Jaeger, I think your impression is what most people would get from walking the course without playing. Nothing too special, nothing really eye-catching, the most notable elements are a big embankment and a hole that stands out as unusually long on the scorecard. The comments on the greens are especially humorous to anyone who has played the course. I'm not sure there's a pin position on 1, 3, 8, 9, 10, 13, 15, or 17 that ISN'T a "Sunday pin."
I actually think this benign appearance is the key to the course's brilliance. At courses like Crystal Downs and Pinehurst No. 2, you can be out of position and not even realize it until after the ensuing shot. At Canterbury, you can get out of position and not even realize it until a few hours after the round is over, if you ever realize it at all. I played quite well in my second round there, at least for the first 15 holes, and I don't think I would have really understood the course if I hadn't seen how tough it was to score on it and how many options and risk/reward opportunities it presents to a player who's in control of his irons.

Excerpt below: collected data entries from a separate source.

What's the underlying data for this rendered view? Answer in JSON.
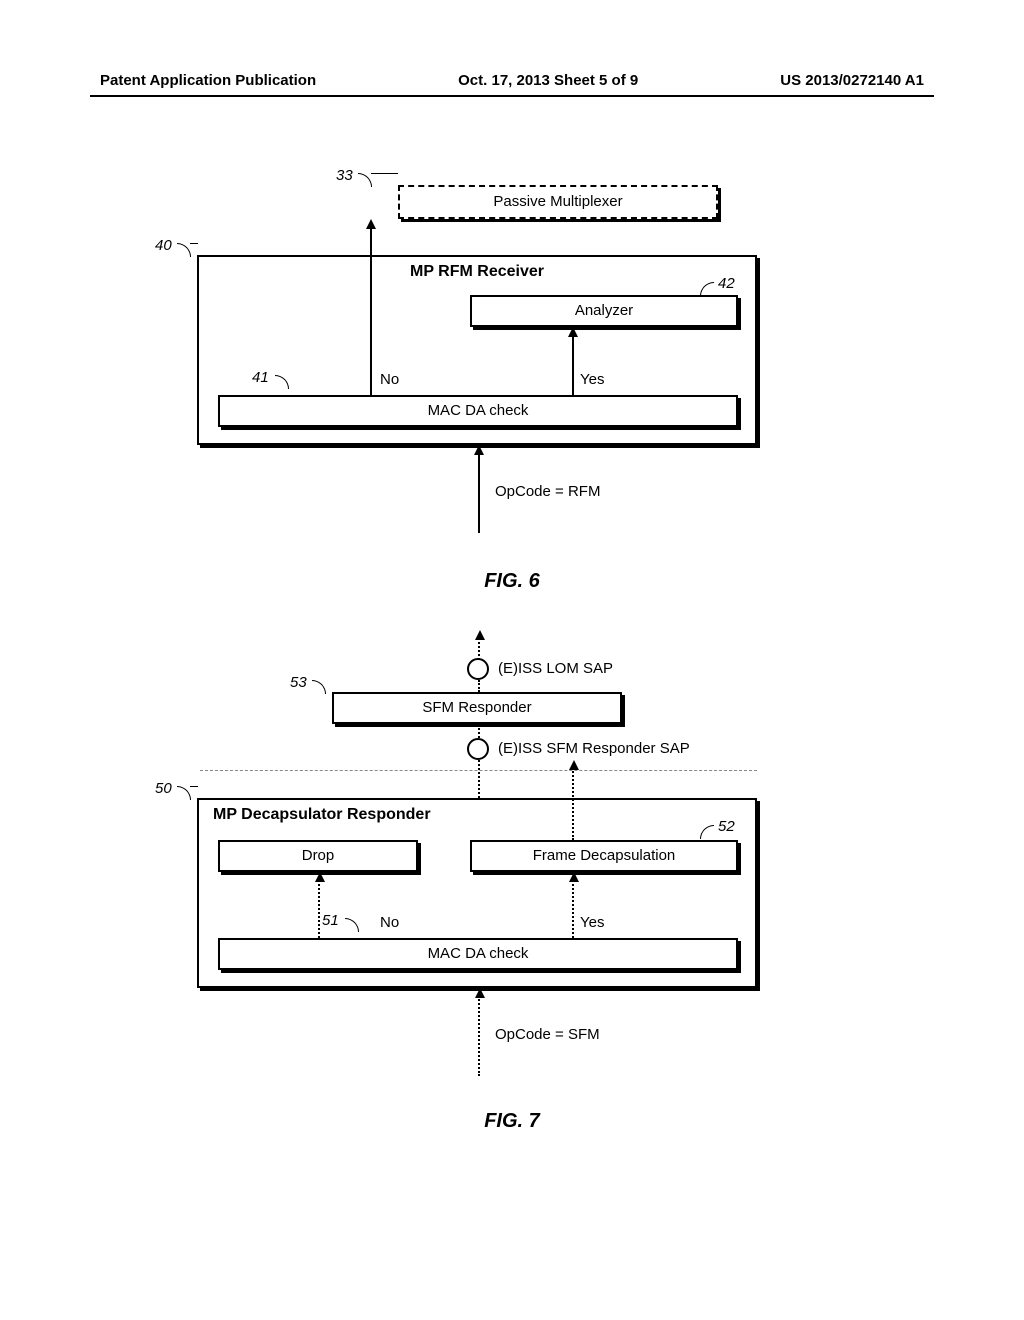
{
  "header": {
    "left": "Patent Application Publication",
    "center": "Oct. 17, 2013  Sheet 5 of 9",
    "right": "US 2013/0272140 A1"
  },
  "fig6": {
    "caption": "FIG. 6",
    "ref33": "33",
    "ref40": "40",
    "ref41": "41",
    "ref42": "42",
    "passive_mux": "Passive Multiplexer",
    "receiver_title": "MP RFM Receiver",
    "analyzer": "Analyzer",
    "mac_check": "MAC DA check",
    "no": "No",
    "yes": "Yes",
    "opcode": "OpCode = RFM"
  },
  "fig7": {
    "caption": "FIG. 7",
    "ref50": "50",
    "ref51": "51",
    "ref52": "52",
    "ref53": "53",
    "lom_sap": "(E)ISS LOM SAP",
    "sfm_responder": "SFM Responder",
    "resp_sap": "(E)ISS SFM Responder SAP",
    "decap_title": "MP Decapsulator Responder",
    "drop": "Drop",
    "frame_decap": "Frame Decapsulation",
    "mac_check": "MAC DA check",
    "no": "No",
    "yes": "Yes",
    "opcode": "OpCode = SFM"
  }
}
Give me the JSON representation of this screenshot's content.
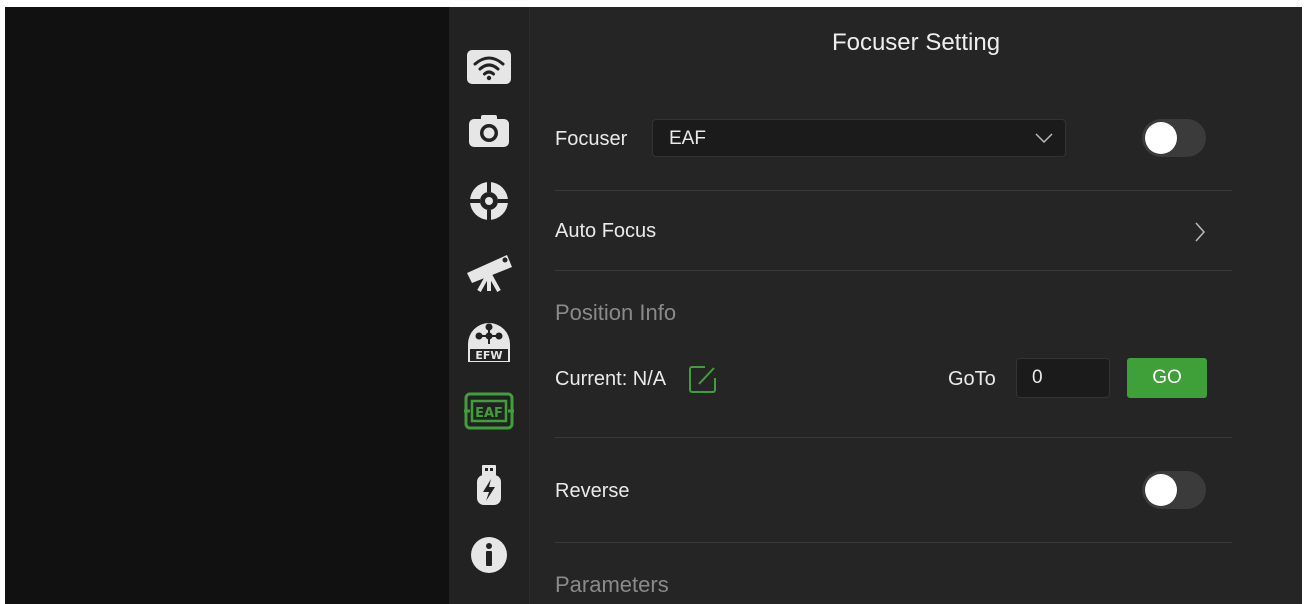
{
  "sidebar": {
    "items": [
      {
        "icon": "wifi-icon",
        "active": false
      },
      {
        "icon": "camera-icon",
        "active": false
      },
      {
        "icon": "crosshair-icon",
        "active": false
      },
      {
        "icon": "telescope-icon",
        "active": false
      },
      {
        "icon": "efw-icon",
        "label": "EFW",
        "active": false
      },
      {
        "icon": "eaf-icon",
        "label": "EAF",
        "active": true
      },
      {
        "icon": "usb-power-icon",
        "active": false
      },
      {
        "icon": "info-icon",
        "active": false
      }
    ]
  },
  "main": {
    "title": "Focuser Setting",
    "focuser": {
      "label": "Focuser",
      "selected": "EAF",
      "enabled": false
    },
    "auto_focus": {
      "label": "Auto Focus"
    },
    "position_info": {
      "section_label": "Position Info",
      "current_label": "Current: N/A",
      "goto_label": "GoTo",
      "goto_value": "0",
      "go_button": "GO"
    },
    "reverse": {
      "label": "Reverse",
      "enabled": false
    },
    "parameters": {
      "section_label": "Parameters"
    }
  },
  "colors": {
    "accent_green": "#3fa03a",
    "background": "#252525",
    "sidebar": "#222222"
  }
}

I got a little sloppy on the last three holes of that round, which brings me to Frank's point. We played 15 as our 17th hole, and I hit a Furyk-style pull-hook off the tee that should've gone OB but instead hit a tree and came back in, but still 220 yards out. With the ball in the rough and a poor lie, it was a pretty daunting second shot. I didn't catch it very clean, and watching and hoping as the ball sailed toward the embankment was pretty nerve-racking until it landed safely on the other side. For my game, I'd have a BLAST if this hole was a 230+ yard par 3, though I suspect some slower-swing speed players would be pretty frustrated by it. As is, I think it's a visually superb hole that doesn't have a ton of strategic interest, although the final 70 yards offers a lot of interesting scrambling.
I think Ken said it well - 2 rounds don't do Canterbury justice, and I believe the primary reason is the course's lack of visual panache. It's very hard to identify trouble spots until you're in them, or even after you've played from them. Most courses offer something that tips you off to how they should be attacked. Canterbury really doesn't, and yet the underlying strategies of the course are still tied together and make sense as you uncover them.